Mike Kirkland

Current position
- Title: Athletic Director Head Coach, Women's T&F
- Team: Southwestern College

Playing career
- 1978-1980: Cloud County CC
- 1980-1982: Southwestern College
- Position(s): Sprints, Hurdles, and Relay

Coaching career (HC unless noted)
- 1992-present: Southwestern (Women's Track)
- 1982-present: Southwestern (Men's Track Asst.)

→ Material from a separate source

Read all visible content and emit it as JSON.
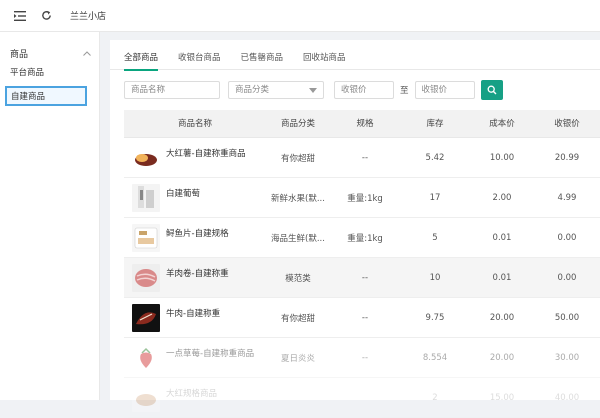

Accomplishments and honors

Awards
- KCAC 15-time KCAC Women's Track Coach of the Year (11 consecutive)

= Mike Kirkland (coach) =

Mike Kirkland is the former athletic director and current Head Women's Track & Field Coach at Southwestern College in Winfield, Kansas.

==Coaching success==
As of 2008, every team he has served as head coach has won its conference championship and 11 of his 12 years as a head coach he has been named KCAC Women's Track Coach of the Year. His teams have amassed a 393–33 record (.922) and have not lost to a conference team since he took the helm in 1992. Peers have stated this success is attributed to the consistency of his coaching style.

==Personal athletic success==
As a student at Southwestern, Kirkland was a National Association of Intercollegiate Athletics Academic All-American, a member of the Southwestern College record-setting 440-yard and 4 x 100 meter relay teams, and competed in the National Championships each of his two seasons at Southwestern.